Zhao, a neutron scientist who does biological studies at the High Flux Isotope Reactor
(HFIR), says that the biological SANS instruments that will be installed at both HFIR
and the SNS will be used to study proteins and other biological molecules in their
natural solution. Both instruments will be superbly suited to study the shape,
conformational changes, and dynamics of proteins. "The difference will be that the
HFIR SANS will look at large length scales, whereas the SNS SANS will look at a range
of length scales simultaneously, such as protein-membrane interactions, with proteins on
the large-length-scale side and membranes on the small-scale side."

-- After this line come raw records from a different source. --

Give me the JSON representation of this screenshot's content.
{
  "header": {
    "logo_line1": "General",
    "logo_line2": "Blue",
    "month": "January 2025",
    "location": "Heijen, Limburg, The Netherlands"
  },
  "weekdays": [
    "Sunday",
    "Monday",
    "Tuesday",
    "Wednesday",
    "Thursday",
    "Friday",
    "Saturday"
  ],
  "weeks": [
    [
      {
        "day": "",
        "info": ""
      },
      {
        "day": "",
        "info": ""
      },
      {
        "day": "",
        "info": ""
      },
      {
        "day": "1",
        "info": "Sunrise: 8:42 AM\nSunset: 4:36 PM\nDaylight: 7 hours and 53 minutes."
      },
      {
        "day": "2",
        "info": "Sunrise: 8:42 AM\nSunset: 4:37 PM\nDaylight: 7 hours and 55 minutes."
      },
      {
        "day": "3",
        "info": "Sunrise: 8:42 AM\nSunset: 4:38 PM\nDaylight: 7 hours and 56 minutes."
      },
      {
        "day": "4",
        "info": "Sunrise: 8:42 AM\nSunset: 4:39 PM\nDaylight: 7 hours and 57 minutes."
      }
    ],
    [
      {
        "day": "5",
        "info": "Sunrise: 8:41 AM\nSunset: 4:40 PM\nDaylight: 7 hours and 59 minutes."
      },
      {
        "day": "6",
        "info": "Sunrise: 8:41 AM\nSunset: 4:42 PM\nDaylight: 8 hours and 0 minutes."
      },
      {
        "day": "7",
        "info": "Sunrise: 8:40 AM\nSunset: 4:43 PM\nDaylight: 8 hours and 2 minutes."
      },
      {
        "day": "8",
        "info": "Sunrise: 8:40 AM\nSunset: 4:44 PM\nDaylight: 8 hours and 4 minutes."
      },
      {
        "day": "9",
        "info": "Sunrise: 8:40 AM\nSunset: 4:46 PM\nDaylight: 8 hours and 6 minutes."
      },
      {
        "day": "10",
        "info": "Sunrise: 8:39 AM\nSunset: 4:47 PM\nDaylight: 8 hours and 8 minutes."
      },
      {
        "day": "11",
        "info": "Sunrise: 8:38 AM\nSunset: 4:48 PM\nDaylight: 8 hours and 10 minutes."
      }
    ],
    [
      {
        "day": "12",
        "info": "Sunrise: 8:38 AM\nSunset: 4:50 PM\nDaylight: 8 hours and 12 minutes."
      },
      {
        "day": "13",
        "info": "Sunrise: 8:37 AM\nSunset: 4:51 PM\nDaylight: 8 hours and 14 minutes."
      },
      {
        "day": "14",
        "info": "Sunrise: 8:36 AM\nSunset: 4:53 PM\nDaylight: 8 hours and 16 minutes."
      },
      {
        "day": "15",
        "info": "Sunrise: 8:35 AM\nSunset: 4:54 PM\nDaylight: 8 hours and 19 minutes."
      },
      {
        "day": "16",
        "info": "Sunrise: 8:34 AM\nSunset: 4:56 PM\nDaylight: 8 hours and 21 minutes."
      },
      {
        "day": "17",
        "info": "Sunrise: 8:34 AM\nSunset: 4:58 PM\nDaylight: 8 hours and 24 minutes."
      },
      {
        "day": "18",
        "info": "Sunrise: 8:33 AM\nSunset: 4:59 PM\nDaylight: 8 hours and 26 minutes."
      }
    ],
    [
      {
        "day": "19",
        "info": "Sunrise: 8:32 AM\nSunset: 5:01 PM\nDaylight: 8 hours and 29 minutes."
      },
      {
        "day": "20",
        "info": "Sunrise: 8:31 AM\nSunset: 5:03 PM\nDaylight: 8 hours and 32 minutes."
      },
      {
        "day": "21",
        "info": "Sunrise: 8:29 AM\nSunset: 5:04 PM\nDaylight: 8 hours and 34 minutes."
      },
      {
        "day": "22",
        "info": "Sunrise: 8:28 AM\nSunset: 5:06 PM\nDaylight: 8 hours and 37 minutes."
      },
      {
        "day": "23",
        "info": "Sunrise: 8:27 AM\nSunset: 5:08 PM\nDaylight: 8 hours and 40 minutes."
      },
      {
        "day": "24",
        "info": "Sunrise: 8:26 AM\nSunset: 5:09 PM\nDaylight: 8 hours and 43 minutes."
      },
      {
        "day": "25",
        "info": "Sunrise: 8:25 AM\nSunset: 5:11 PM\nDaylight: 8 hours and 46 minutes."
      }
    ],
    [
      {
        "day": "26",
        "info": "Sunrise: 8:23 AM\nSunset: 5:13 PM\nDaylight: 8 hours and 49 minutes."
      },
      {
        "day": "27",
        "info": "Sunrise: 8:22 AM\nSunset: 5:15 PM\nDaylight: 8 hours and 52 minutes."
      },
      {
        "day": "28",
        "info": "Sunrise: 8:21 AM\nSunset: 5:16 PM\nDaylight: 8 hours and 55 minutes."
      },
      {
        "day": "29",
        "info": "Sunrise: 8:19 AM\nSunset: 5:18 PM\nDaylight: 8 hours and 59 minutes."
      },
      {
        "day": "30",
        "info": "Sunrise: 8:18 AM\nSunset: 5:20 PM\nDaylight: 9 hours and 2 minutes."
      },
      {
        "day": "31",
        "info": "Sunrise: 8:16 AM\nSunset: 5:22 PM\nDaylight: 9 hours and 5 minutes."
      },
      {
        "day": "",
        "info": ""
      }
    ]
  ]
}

"To study the interactions of proteins and other biological molecules in solution, we
must use contrast matching," Zhao says. In this technique, some hydrogen atoms in the
sample are replaced with heavier hydrogen, or deuterium, atoms. Deuterium and
hydrogen atoms scatter neutrons very differently. Changing the ratios of hydrogen and
deuterium in the solvent water mixture changes the visibility of proteins to neutrons. It's
like adding red dye to a glass of water containing red and yellow balls so that all you see
are the yellow balls."
"Scientists mask out the portion of the protein they are not interested in and make
highly visible the active part of the protein that does interest them," says Mason. "The
ratios of hydrogen and deuterium in water mixtures can be changed in various samples
to meet researcher needs."
The SNS can also be used for inelastic neutron-scattering experiments for the study of
protein dynamics. Inelastic scattering of neutrons results from an "inelastic collision" in
which the total kinetic energy of neutrons colliding with target atoms is not the same
after the collision as before.
"Measurements of neutron-scattering energies
will provide information on the collective
motion of proteins, which can be correlated
with protein function," Zhao says. "For
example, when a catalytic protein is active, its
motion is random. But when its motion
becomes harmonic at low temperature, its
catalytic function stops."
Bunick and his colleagues could use an SNS
protein crystallography instrument to help
them better understand the origin of Rett
Syndrome (RS), a debilitating
neurodevelopmental disorder that causes loss
of speech and profound mental retardation in
young girls. Studies at the SNS might improve understanding of the structure and
interactions of native and mutant DNA-binding proteins, enabling the production of
drugs to reverse the deleterious effects of the defective protein.
When research comes to life at the SNS, we can expect some early discoveries to
jump-start the design of drugs to improve human life.